I think I understand why $$g$$ must preserve adjacency of vertices: if $$A$$ and $$B$$ are vertices, then $$g(A)$$ and $$g(B)$$ are vertices, and the distance of $$g(A)$$ from $$g(B)$$ equals the distance of $$A$$ from $$B$$. Therefore, $$g(A)$$ and $$g(B)$$ are adjacent. Is this reasoning correct?

I think (but I'm not sure) that proving that $$g$$ preserves adjacency of vertices requires the fact that $$g$$ carries vertices to vertices. Why is that true? In particular, what is the answer to the author's question? (How are vertices unlike other points in terms of their distance relationships with all points on the polygon?) Does this question bear any relation to Lemma 2.1 in Conrad's notes?

EDIT: I'm still confused. I don't completely understand @zipirovich's answer: how can I rigorously show that the maximum $$d(P)$$ exists and that the value of $$d(P)$$ is largest when $$P$$ is a vertex, and smaller for any other point in the polygon?

Maybe my comment is a possible answer, but I think I'm using the fact that each rigid motion in $$D_n$$ extends uniquely to an isometry of $$\mathbb{R}^2$$, and I don't know if I'm answering Conrad's question "How are vertices unlike other points in terms of their distance relationships with all points on the polygon?".
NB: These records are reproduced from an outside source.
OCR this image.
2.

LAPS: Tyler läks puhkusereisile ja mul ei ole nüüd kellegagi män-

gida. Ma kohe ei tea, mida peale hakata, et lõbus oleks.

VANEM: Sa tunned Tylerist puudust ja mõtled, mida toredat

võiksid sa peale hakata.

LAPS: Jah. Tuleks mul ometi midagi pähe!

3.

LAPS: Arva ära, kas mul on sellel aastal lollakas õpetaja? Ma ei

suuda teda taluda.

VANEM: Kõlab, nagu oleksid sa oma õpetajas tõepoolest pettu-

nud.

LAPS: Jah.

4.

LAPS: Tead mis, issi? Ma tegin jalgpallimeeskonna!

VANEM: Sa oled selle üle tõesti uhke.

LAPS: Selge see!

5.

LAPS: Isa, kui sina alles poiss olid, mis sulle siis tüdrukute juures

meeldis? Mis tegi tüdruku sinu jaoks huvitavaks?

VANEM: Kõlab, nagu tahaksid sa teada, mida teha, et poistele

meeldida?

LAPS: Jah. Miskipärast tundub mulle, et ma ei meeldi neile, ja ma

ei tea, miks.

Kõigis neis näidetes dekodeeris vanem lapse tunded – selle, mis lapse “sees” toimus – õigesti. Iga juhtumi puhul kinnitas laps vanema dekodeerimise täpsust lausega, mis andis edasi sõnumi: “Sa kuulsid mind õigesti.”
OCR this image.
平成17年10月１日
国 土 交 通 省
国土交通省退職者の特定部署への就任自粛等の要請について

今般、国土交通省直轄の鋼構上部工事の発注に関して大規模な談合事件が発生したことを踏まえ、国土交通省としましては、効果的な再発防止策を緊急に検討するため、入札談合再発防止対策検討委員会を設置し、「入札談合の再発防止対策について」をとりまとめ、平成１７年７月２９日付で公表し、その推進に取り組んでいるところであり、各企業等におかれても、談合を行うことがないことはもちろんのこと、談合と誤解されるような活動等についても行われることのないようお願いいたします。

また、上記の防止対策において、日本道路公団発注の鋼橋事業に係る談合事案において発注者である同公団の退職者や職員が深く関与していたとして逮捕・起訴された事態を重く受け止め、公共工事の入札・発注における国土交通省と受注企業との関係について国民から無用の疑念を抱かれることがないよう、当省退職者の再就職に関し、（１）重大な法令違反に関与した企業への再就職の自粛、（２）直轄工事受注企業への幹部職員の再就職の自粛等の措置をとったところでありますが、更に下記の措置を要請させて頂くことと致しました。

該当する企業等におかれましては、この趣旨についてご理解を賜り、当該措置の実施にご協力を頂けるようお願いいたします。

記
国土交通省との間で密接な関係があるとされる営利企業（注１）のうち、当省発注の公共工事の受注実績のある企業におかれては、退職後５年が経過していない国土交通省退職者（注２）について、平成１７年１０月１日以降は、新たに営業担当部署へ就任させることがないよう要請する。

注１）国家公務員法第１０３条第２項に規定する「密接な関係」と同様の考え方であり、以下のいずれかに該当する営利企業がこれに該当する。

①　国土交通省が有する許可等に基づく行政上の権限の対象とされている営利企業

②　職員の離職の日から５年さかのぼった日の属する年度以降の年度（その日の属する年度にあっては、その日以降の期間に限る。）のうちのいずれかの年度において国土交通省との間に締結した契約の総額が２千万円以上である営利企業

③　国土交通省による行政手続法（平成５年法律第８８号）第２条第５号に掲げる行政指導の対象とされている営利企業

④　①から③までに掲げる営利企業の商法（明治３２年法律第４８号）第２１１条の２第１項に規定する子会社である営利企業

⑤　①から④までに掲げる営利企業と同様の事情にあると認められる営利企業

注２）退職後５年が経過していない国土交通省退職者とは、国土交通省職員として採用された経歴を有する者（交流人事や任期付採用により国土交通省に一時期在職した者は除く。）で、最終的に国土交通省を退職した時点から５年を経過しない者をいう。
• zipirovich’ answer shows that $g$ carries vertices to vertices. Your reasoning why $g$ preserves adjacency of vertices is correct. An application of Lemma 2.1 is not needed. May 19 '19 at 18:48

I think that maybe he hints at the following argument. For any point $$P$$ in such a regular polygon $$G$$ define $$d(P)=\max\limits_{Q\in G}\{\operatorname{dist}(P,Q)\}$$, the maximal possible distance between the given point and all other points in the polygon. The value of $$d(P)$$ is largest when $$P$$ is a vertex, and smaller for any other point in the polygon. And since rigid motions preserve distances, the value of $$d(P)$$ would be preserved for any point. Thus vertices have to be mapped to vertices, where the value is again largest possible.
• I'm not sure how can I prove that $d(P)$ is largest when $P$ is a vertex. Maybe another argument can work, too. A rigid motion in $D_n$ takes the polygon back to itself, so the circumscribed circle and its center remain the same. The vertices are the only points of the polygon whose distance from the center is equal to the radius of the circumscribed circle. Threfore, an element of $D_n$ must carry vertices to vertices. Is that correct? Jul 17 '19 at 15:41
My try: A boundary point of a convex $$n$$-gon $$K$$ has the special property that there exist sequences $$x_i \in K$$ and $$y_i \in \mathbb{R}^2\setminus K$$ that both converge to that point.
A vertex has the special property that there exists a straight line passing through the point, such that there are sequences on both rays, which converge to the vertex. This is a property that makes the vertices unique among the points in $$K$$.